Hadapi Perdagangan Bebas, Indonesia Harus Punya Trading House
Sabtu, 13 Februari 2010 13:38 WIB
TEMPO Interaktif, Purwokerto - Agar usaha kecil menengah bisa bertahan dari perdagangan bebas, seharusnya Indonesia mempunyai trading house. Kalau tidak, akan banyak industri kecil yang gulung tikar dan pengangguran bertambah.
“Cina berani menerapkan pasar bebas karena mereka mempunyai trading house yang memasarkan produk industri kecil mereka, Indonesia seharusnya punya itu,” terang mantan Menteri Koperasi di era Presiden Soeharto, Subiyakto Tjakrawerdaya, kepada wartawan di sela-sela sarasehan alumni Unsoed, Jumat (13/2).
Subiyakto mengatakan sebenarnya Indonesia belum siap melakukan perdagangan bebas dengan Cina. Namun, Indonesia juga akan merugi jika menutup diri dari Cina karena Cina merupakan pasar yang cukup potensial bagi produk Indonesia.
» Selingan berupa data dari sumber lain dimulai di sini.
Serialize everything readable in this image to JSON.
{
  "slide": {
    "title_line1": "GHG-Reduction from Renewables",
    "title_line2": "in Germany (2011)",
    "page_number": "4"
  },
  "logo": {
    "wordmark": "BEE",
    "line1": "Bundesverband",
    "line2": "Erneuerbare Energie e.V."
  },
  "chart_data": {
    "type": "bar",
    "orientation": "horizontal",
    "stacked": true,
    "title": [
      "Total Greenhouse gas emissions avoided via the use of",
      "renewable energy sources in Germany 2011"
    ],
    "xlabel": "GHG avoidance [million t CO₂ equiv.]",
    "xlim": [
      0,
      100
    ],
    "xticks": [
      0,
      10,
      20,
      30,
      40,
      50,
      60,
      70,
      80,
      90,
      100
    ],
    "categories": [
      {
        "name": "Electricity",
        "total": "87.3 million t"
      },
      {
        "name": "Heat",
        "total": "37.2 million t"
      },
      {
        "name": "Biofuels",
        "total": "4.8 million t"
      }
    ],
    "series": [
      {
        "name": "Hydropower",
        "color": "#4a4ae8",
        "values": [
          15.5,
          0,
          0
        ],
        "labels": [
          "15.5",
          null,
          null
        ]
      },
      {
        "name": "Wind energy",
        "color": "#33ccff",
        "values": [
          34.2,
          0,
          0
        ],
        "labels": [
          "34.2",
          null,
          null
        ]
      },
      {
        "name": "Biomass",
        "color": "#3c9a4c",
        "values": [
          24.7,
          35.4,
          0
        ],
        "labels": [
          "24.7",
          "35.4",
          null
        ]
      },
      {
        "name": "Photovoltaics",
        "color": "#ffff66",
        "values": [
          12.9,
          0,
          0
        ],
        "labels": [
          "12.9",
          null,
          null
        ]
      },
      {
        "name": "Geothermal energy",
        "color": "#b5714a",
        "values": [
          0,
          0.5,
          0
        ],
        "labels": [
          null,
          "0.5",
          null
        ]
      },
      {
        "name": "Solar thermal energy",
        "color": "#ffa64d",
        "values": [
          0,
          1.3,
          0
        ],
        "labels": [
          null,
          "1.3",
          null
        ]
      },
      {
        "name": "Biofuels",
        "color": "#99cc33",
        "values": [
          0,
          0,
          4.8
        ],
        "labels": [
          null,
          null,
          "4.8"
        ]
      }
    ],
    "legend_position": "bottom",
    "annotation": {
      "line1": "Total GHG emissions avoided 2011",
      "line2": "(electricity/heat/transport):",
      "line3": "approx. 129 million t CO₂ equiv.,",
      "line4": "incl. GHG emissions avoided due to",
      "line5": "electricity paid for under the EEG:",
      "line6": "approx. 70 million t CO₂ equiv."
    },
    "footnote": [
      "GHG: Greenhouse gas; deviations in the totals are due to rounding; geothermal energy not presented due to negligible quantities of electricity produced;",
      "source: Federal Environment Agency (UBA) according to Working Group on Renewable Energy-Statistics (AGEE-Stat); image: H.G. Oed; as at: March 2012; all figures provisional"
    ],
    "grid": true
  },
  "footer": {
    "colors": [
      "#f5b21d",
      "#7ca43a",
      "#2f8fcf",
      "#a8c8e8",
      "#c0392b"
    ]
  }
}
Pemerintah, kata dia, seharusnya saat ini mendukung penuh industri kecil agar siap dengan membanjirnya produk Cina ke Indonesia. Ia menilai, daya saing produk Indonesia masih kalah dibandingkan dengan Cina. “UKM tidak mungkin berjalan sendiri, mereka tidak akan kuat,” ujarnya.
Ia berharap pemerintah membantu UKM dalam menyediakan bahan baku, teknologi yang murah dan pemasaran. “Pemerintah belum siap dengan perangkat itu. Omong kosong kalau kita siap,” tambahnya.
Subiyakto mengusulkan agar pemerintah mempunyai perusahaan negara yang khusus mengurusi pemasaran produk industri kecil. Ia mencontohkan, Bulog bisa dijadikan trading house bagi produk-produk pertanian.
Menurutnya, Indonesia sudah terlambat untuk mempersiapkan industri kecil menghadapi pasar bebas. “Sekarang sudah harus punya prinsip, efisiensi atau mati,” tegasnya.
Ketua Umum Pengurus Pusat Keluarga Alumni Universitas Jenderal Soedirman, Haiban Hadjid, mengatakan seharusnya alumni perguruan tinggi tidak berorientasi menjadi pegawai negeri saja.
“Di era perdagangan bebas, alumni perguruan tinggi diharapkan mampu menjadi wirausahawan yang peka terhadap perkembangan zaman,” katanya.
Ia berharap alumni universitas bisa menciptakan lapangan pekerjaan sendiri. Apalagi, kata dia, perdagangan bebas menuntut wirausahawan yang bisa berpikir efisien agar mampu bersaing dengan produk luar negeri.
“Unsoed mempunyai 35 ribu alumni, kalau semua bisa jadi wirausahawan yang handal, lulusan Unsoed tidak akan mengeluhkan lapangan pekerjaan lagi,” imbuhnya.